This time of year, some of my fishing buddies go dormant. They like to fly fish on rivers for trout and steelhead. General stream season has closed for trout, and steelhead fishing is winding down.
I used to be the same way before I moved to Boise 15 years ago, then some guys showed me how much fun lakes and reservoirs can be for a fly angler. It wasn’t a foreign idea. When I was a kid, I used to troll with a fly rod for the simple reason that it worked and I thought it was more fun to catch trout on a fly rod than a spinning rod.
I also learned there were a lot more things to catch in a lake, reservoir or pond than trout. I learned it grudgingly because I always held trout in the highest esteem, but auto-loading bluegill on a light fly rod was simply irresistible. Ditto for crappie. And then I started catching bass and found them a fun and challenging quarry. Pretty soon I had added carp to my list, and occasionally I stumble into other species that would take a fly.
Now spring is my favorite time to fly fish because there is so much cool stuff going on, and those reservoirs that seemed like fly-fishing voids or too vast to cover with a fly rod and float tube are now some of my favorite haunts.

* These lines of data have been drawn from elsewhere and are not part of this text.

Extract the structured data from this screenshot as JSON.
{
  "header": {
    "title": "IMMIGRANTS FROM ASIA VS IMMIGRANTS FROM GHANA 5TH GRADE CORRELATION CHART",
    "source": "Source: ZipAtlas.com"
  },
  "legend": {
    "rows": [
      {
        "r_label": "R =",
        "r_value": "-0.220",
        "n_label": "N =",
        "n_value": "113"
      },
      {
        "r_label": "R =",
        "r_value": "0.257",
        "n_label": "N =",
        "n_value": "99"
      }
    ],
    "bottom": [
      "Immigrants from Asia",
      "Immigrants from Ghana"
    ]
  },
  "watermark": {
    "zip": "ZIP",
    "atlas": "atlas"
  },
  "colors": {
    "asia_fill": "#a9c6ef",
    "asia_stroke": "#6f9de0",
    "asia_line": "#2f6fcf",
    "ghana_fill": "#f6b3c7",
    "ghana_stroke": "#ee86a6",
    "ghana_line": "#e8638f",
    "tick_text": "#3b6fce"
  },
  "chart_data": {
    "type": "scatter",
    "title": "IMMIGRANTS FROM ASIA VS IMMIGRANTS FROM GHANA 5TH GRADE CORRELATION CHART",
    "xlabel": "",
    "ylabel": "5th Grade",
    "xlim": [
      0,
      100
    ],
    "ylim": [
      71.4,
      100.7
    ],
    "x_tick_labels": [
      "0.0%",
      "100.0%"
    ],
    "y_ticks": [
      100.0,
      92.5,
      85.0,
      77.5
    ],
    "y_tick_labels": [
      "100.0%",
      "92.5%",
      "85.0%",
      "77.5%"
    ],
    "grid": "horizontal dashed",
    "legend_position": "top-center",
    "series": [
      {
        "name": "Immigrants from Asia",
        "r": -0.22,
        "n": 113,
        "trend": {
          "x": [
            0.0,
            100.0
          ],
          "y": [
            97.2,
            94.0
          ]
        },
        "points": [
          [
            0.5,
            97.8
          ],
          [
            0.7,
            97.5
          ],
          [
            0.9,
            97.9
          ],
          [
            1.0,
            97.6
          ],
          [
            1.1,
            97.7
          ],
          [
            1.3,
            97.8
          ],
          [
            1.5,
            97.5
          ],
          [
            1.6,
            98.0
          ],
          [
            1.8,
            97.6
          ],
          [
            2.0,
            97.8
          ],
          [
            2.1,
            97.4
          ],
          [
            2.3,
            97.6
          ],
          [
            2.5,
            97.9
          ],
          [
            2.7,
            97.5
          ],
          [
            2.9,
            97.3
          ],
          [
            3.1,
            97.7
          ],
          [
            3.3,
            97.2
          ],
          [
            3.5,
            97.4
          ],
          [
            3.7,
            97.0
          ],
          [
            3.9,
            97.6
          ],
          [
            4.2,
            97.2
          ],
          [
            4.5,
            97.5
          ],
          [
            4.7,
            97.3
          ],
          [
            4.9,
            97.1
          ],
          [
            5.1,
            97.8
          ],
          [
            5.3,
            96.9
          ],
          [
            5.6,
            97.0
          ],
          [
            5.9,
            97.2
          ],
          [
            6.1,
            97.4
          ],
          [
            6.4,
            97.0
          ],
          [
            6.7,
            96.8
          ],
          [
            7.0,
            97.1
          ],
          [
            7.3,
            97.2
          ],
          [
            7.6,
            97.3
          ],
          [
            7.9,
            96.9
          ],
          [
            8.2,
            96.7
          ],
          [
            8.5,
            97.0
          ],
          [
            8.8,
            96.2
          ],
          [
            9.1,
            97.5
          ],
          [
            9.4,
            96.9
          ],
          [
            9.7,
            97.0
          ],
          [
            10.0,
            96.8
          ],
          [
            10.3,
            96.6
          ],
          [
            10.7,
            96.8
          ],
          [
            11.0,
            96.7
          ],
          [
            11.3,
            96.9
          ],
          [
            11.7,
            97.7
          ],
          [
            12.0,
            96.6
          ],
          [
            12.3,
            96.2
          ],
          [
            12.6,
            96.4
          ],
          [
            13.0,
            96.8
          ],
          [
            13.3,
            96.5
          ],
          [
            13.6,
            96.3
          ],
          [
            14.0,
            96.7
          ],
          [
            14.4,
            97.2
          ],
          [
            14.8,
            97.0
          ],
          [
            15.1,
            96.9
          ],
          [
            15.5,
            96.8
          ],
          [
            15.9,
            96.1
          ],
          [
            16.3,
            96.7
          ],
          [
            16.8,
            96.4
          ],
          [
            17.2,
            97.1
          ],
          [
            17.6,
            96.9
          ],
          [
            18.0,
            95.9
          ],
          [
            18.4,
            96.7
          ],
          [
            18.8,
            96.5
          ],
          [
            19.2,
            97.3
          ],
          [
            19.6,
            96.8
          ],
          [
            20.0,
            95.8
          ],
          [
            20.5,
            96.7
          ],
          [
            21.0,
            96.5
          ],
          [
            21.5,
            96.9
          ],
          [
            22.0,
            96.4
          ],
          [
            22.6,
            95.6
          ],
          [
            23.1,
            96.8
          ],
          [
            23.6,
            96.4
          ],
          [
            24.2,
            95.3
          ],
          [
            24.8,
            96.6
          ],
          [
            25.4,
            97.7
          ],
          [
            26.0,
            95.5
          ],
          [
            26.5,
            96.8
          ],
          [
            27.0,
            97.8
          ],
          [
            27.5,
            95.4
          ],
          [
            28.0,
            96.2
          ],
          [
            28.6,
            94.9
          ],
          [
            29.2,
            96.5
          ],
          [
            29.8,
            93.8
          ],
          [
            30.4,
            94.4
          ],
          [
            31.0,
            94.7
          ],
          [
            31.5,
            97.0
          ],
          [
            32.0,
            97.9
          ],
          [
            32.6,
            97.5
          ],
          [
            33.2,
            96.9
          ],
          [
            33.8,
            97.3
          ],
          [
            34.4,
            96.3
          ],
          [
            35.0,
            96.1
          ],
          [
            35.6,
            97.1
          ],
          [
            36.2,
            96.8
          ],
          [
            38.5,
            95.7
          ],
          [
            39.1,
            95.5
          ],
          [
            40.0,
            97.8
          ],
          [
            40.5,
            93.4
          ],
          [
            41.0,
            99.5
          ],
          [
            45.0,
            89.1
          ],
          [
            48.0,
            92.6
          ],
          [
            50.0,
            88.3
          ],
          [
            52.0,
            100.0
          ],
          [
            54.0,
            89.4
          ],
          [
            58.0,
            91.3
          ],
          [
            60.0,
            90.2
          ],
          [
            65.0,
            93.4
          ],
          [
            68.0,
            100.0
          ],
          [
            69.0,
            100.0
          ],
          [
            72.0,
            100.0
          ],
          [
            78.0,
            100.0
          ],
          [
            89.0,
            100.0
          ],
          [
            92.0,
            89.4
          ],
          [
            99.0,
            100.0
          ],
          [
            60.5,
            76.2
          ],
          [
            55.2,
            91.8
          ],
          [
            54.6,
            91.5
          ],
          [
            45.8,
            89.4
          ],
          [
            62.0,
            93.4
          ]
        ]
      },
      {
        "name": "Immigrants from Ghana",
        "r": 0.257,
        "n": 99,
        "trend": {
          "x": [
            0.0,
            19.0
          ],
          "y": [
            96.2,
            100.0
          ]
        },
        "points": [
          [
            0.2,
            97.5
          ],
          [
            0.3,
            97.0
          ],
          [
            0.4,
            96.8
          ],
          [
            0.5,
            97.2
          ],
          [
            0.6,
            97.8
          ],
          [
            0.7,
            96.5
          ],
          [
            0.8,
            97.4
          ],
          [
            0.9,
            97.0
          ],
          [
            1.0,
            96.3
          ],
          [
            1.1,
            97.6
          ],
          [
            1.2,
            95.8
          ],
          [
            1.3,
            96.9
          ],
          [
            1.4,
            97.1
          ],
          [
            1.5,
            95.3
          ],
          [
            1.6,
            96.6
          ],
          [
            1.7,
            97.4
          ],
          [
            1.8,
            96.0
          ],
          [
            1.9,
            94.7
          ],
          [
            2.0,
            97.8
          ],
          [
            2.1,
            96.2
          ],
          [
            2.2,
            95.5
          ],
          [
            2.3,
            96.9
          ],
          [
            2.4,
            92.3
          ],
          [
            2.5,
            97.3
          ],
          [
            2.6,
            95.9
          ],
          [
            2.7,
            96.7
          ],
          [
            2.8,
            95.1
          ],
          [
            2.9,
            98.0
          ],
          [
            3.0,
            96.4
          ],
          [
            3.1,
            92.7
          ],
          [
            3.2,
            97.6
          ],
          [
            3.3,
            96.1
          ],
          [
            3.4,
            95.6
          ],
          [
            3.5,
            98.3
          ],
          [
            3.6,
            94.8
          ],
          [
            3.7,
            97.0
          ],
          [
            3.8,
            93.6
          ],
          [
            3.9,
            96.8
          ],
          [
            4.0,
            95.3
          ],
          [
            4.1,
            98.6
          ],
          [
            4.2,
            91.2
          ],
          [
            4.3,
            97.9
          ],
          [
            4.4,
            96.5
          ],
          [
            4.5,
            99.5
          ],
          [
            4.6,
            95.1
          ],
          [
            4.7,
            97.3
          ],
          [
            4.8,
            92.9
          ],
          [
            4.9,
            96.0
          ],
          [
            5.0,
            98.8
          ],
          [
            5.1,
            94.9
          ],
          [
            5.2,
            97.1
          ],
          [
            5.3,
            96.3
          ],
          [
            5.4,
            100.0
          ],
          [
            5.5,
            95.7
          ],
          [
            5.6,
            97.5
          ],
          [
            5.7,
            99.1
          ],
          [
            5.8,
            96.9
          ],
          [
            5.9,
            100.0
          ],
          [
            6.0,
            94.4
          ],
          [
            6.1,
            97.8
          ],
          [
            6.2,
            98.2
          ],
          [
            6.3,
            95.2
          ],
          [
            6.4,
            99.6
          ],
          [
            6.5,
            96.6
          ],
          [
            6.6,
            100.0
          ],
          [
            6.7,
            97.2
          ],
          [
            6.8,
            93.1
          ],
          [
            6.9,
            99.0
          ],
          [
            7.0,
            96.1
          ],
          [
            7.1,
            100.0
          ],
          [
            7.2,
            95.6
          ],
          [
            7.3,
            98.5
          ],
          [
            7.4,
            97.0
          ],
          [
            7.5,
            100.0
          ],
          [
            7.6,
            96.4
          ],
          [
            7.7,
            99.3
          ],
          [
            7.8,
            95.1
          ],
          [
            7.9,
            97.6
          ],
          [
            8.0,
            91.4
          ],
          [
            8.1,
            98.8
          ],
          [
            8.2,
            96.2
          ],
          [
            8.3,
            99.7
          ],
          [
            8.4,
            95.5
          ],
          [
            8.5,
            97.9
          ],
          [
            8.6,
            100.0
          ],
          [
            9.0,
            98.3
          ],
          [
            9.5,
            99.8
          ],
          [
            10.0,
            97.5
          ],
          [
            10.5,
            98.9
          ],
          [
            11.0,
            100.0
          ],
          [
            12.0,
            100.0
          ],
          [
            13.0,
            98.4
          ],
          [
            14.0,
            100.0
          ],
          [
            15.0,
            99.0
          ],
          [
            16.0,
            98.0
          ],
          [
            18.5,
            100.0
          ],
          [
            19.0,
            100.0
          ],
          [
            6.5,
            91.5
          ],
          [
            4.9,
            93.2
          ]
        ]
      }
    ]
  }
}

And that’s key to this. You don’t need an expensive boat to fish lakes and reservoirs. A small, inexpensive one-person boat is your ticket. Pick your spots carefully and watch the weather. There’s a lot of good fishing along the shoreline, especially in the spring when the shore tends to have the warmest water and the most fish.
I’ve floated large reservoirs like Magic, C.J. Strike, Brownlee, Lake Lowell, Lake Billy Shaw and many more. I’ve landed a lot of fish by simply casting a wooly bugger toward shore, letting it sink, and then stripping it back.
I’ve also turned these trips into spring camp-outs. Fishing during the day, grilling steaks at night, then rolling out of bed the next morning and walking to shore and start fishing again is a pretty solid weekend in my book.